Daniel Barbosa

O edifício III

Publicado em: Sex, 09/06/17 - 03h00

O edifício fica situado em uma serra, lá no alto, quase no topo. Compacto, ocupa todo o quarteirão, grande retângulo de concreto encravado no flanco oriental do morro de terra vermelha. Apesar da altitude, nem todos os apartamentos oferecem a seus habitantes uma vista do horizonte recortado por montanhas.

É que a Leste, de onde se avistaria o sol nascente, o edifício faz frente com outro prédio, cujas paredes azulejadas bloqueiam a visão, exibindo aos habitantes dos apartamentos com janelas voltadas àquele lado o espetáculo corriqueiro do dia a dia de seus vizinhos de frente.

Os que habitam apartamentos voltados para o poente, no entanto, se dotados da sensibilidade necessária para apreciar o fenômeno, são premiados com a descida do sol nas tardes limpas, ou com nuvens coloridas de vermelho e cinza, quando o dia termina nublado.

Quem tem seu apartamento voltado para o Norte contempla de casa o vasto panorama da cidade espalhada pelo vale, com seu labirinto de ruas, seus prédios altos, casas baixas, as buzinas dos carros, as poucas árvores ao sabor dos ventos, as risadas das crianças, as vozes dos casais que brigam. Ao fundo, já esmaecida, fica a silhueta do grande estádio de futebol, de onde emanam as exortações dos torcedores e os foguetes nos dias de jogo.

Mais longe ainda, avistam-se galpões abandonados, fábricas vazias, lembretes do declínio econômico da cidade. Emoldurando tudo, sempre a grande cadeia de montanhas vermelhas, já algo desgastadas pela eterna e lucrativa exploração mineral.

Por fim, chegamos à face Sul do edifício. Triste face. À noite, encara emocionada as muitas luzinhas coloridas que enfeitam, como bolinhas em árvore de Natal, o solo da montanha vizinha. De dia, a montanha acordada se torna uma grande massa alaranjada, terra vermelha e tijolos vermelhos sem reboco, lembrando ao morador que, embora sua vida tenha sido próspera o suficiente para comprar ou alugar aquele apartamento de dois quartos, o bairro só não é mais pobre do que a favela vizinha.

A calçada e a rua se parecem em todas as quatro quadras que o cercam.
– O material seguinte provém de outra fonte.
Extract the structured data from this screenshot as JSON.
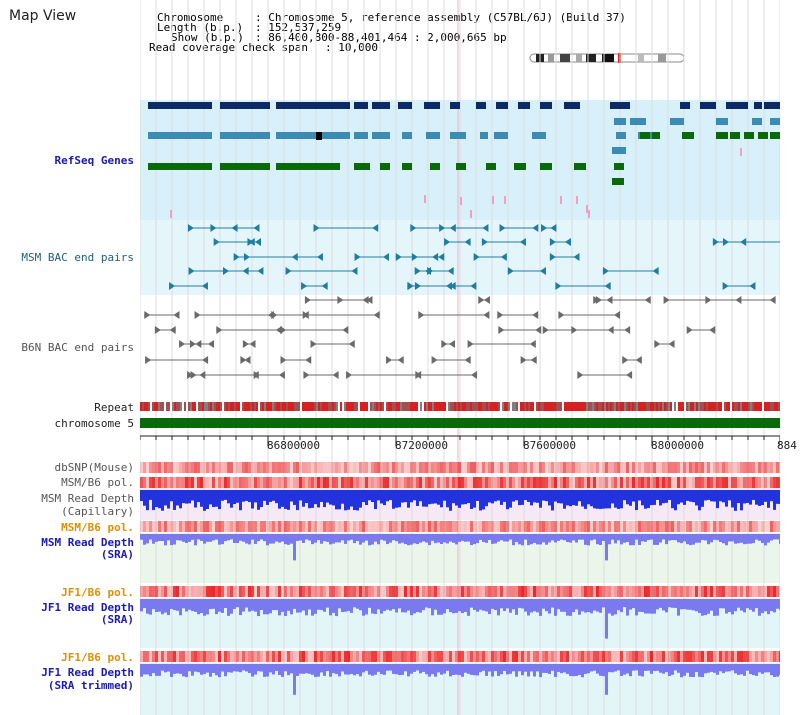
{
  "title": "Map View",
  "header": {
    "chromosome_key": "Chromosome",
    "chromosome_val": ": Chromosome 5, reference assembly (C57BL/6J) (Build 37)",
    "length_key": "Length (b.p.)",
    "length_val": ": 152,537,259",
    "show_key": "Show (b.p.)",
    "show_val": ": 86,400,800-88,401,464 : 2,000,665 bp",
    "coverage_key": "Read coverage check span",
    "coverage_val": ": 10,000"
  },
  "tracks": {
    "refseq": "RefSeq Genes",
    "msm_bac": "MSM BAC end pairs",
    "b6n_bac": "B6N BAC end pairs",
    "repeat": "Repeat",
    "chromosome": "chromosome 5",
    "dbsnp": "dbSNP(Mouse)",
    "msm_b6_pol_1": "MSM/B6 pol.",
    "msm_read_depth_cap_1": "MSM Read Depth",
    "msm_read_depth_cap_2": "(Capillary)",
    "msm_b6_pol_2": "MSM/B6 pol.",
    "msm_read_depth_sra_1": "MSM Read Depth",
    "msm_read_depth_sra_2": "(SRA)",
    "jf1_b6_pol_1": "JF1/B6 pol.",
    "jf1_read_depth_sra_1": "JF1 Read Depth",
    "jf1_read_depth_sra_2": "(SRA)",
    "jf1_b6_pol_2": "JF1/B6 pol.",
    "jf1_read_depth_trim_1": "JF1 Read Depth",
    "jf1_read_depth_trim_2": "(SRA trimmed)"
  },
  "axis": {
    "ticks": [
      "86800000",
      "87200000",
      "87600000",
      "88000000",
      "884"
    ]
  },
  "colors": {
    "gene_navy": "#0b2a66",
    "gene_steel": "#3b8bb3",
    "gene_green": "#0a6a0a",
    "refseq_bg": "#d8f0fa",
    "msm_bg": "#e4f6fb",
    "chromosome_bar": "#0a6a0a",
    "depth_blue": "#2233dd",
    "depth_light": "#7a7aee"
  }
}
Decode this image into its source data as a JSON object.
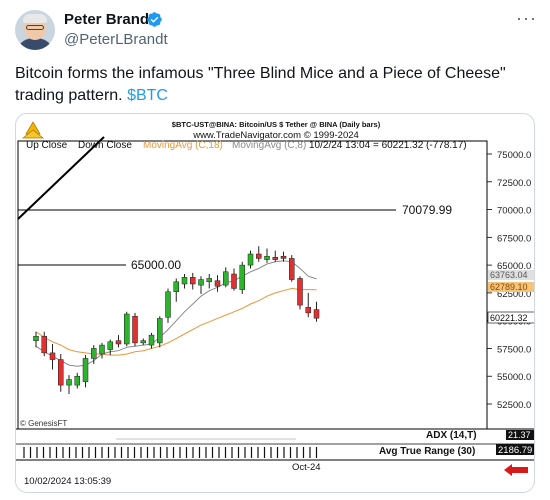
{
  "author": {
    "name": "Peter Brandt",
    "handle": "@PeterLBrandt"
  },
  "tweet": {
    "text": "Bitcoin forms the infamous \"Three Blind Mice and a Piece of Cheese\" trading pattern.",
    "cashtag": "$BTC"
  },
  "menu": {
    "more_label": "···"
  },
  "chart_data": {
    "type": "candlestick",
    "header_line1": "$BTC-UST@BINA:  Bitcoin/US $ Tether @ BINA  (Daily bars)",
    "header_line2": "www.TradeNavigator.com © 1999-2024",
    "legend": {
      "up_close": "Up Close",
      "down_close": "Down Close",
      "ma18": "MovingAvg (C,18)",
      "ma8": "MovingAvg (C,8)",
      "last_bar": "10/2/24 13:04 = 60221.32 (-778.17)"
    },
    "y_ticks": [
      "75000.0",
      "72500.0",
      "70000.0",
      "67500.0",
      "65000.0",
      "62500.0",
      "60000.0",
      "57500.0",
      "55000.0",
      "52500.0"
    ],
    "price_tags": {
      "ma8": "63763.04",
      "ma18": "62789.10",
      "last": "60221.32"
    },
    "annotations": {
      "level_70k": "70079.99",
      "level_65k": "65000.00"
    },
    "watermark": "© GenesisFT",
    "adx_label": "ADX (14,T)",
    "adx_value": "21.37",
    "atr_label": "Avg True Range (30)",
    "atr_value": "2186.79",
    "x_label": "Oct-24",
    "timestamp": "10/02/2024 13:05:39",
    "ylim": [
      50000,
      76000
    ],
    "candles": [
      {
        "o": 58200,
        "h": 59000,
        "l": 57600,
        "c": 58600
      },
      {
        "o": 58600,
        "h": 59000,
        "l": 56800,
        "c": 57100
      },
      {
        "o": 57100,
        "h": 57900,
        "l": 55600,
        "c": 56500
      },
      {
        "o": 56500,
        "h": 57000,
        "l": 53600,
        "c": 54200
      },
      {
        "o": 54200,
        "h": 55100,
        "l": 53400,
        "c": 54700
      },
      {
        "o": 54200,
        "h": 55300,
        "l": 53900,
        "c": 55000
      },
      {
        "o": 54500,
        "h": 56900,
        "l": 54000,
        "c": 56600
      },
      {
        "o": 56600,
        "h": 57800,
        "l": 56100,
        "c": 57500
      },
      {
        "o": 57000,
        "h": 58000,
        "l": 56600,
        "c": 57800
      },
      {
        "o": 57400,
        "h": 58300,
        "l": 56900,
        "c": 58100
      },
      {
        "o": 58200,
        "h": 58700,
        "l": 57600,
        "c": 57900
      },
      {
        "o": 57900,
        "h": 60800,
        "l": 57700,
        "c": 60600
      },
      {
        "o": 60400,
        "h": 60700,
        "l": 57700,
        "c": 58000
      },
      {
        "o": 58000,
        "h": 58400,
        "l": 57800,
        "c": 58200
      },
      {
        "o": 57800,
        "h": 58900,
        "l": 57500,
        "c": 58700
      },
      {
        "o": 58000,
        "h": 60400,
        "l": 57600,
        "c": 60200
      },
      {
        "o": 60300,
        "h": 62900,
        "l": 59800,
        "c": 62600
      },
      {
        "o": 62600,
        "h": 63800,
        "l": 61700,
        "c": 63500
      },
      {
        "o": 63300,
        "h": 64200,
        "l": 62900,
        "c": 63900
      },
      {
        "o": 63900,
        "h": 64300,
        "l": 62800,
        "c": 63300
      },
      {
        "o": 63200,
        "h": 64000,
        "l": 62400,
        "c": 63700
      },
      {
        "o": 63500,
        "h": 64200,
        "l": 62900,
        "c": 63800
      },
      {
        "o": 63600,
        "h": 64100,
        "l": 62600,
        "c": 63100
      },
      {
        "o": 63200,
        "h": 64800,
        "l": 63000,
        "c": 64400
      },
      {
        "o": 64200,
        "h": 64700,
        "l": 62700,
        "c": 62900
      },
      {
        "o": 62800,
        "h": 65300,
        "l": 62400,
        "c": 65000
      },
      {
        "o": 65000,
        "h": 66300,
        "l": 64700,
        "c": 66000
      },
      {
        "o": 66000,
        "h": 66700,
        "l": 65300,
        "c": 65600
      },
      {
        "o": 65500,
        "h": 66500,
        "l": 65200,
        "c": 65800
      },
      {
        "o": 65700,
        "h": 66300,
        "l": 65300,
        "c": 65500
      },
      {
        "o": 65800,
        "h": 66200,
        "l": 65300,
        "c": 65600
      },
      {
        "o": 65600,
        "h": 65900,
        "l": 63500,
        "c": 63700
      },
      {
        "o": 63800,
        "h": 64000,
        "l": 61000,
        "c": 61400
      },
      {
        "o": 61200,
        "h": 62500,
        "l": 60300,
        "c": 60700
      },
      {
        "o": 61000,
        "h": 61700,
        "l": 59900,
        "c": 60221
      }
    ],
    "ma8": [
      57700,
      57200,
      56800,
      56400,
      56000,
      55900,
      56000,
      56400,
      57000,
      57200,
      57300,
      57600,
      57700,
      57800,
      57900,
      58500,
      59200,
      60000,
      60800,
      61500,
      62200,
      62700,
      63000,
      63400,
      63600,
      64000,
      64400,
      64700,
      65100,
      65300,
      65400,
      65300,
      64700,
      64000,
      63763
    ],
    "ma18": [
      59000,
      58500,
      58100,
      57800,
      57400,
      57200,
      57100,
      57000,
      57000,
      56900,
      56900,
      57000,
      57200,
      57300,
      57500,
      57700,
      58000,
      58400,
      58800,
      59200,
      59600,
      59900,
      60200,
      60500,
      60800,
      61100,
      61500,
      61800,
      62200,
      62500,
      62700,
      62900,
      62800,
      62800,
      62789
    ]
  }
}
O passeio é estreito, de concreto com brita, levantado em muitos pontos pelas raízes das árvores, e quase sempre sujo com o resto do lixo, que só é recolhido três vezes por semana. A rua é úmida, de asfalto coalhado de rachaduras.

Nas faces oriental e ocidental as quadras são bem planas, e nelas situam-se as portarias e as entradas das garagens do edifício. Ali a criançada consegue, aos domingos, improvisar gols com chinelos e jogar um pelada.

A quadra Sul não é cortada propriamente por uma rua, mas por viela malcalçada, e que os habitantes do edifício compreendem não pertencer a eles, mas a seus vizinhos menos afortunados do aglomerado. A quadra norte é verdadeira pirambeira, transformada em enxurrada nos muitos dias chuvosos e em cachoeira nos de tempestade, e, mesmo em dias secos, mulher nenhuma se atreve a descê-la de salto alto.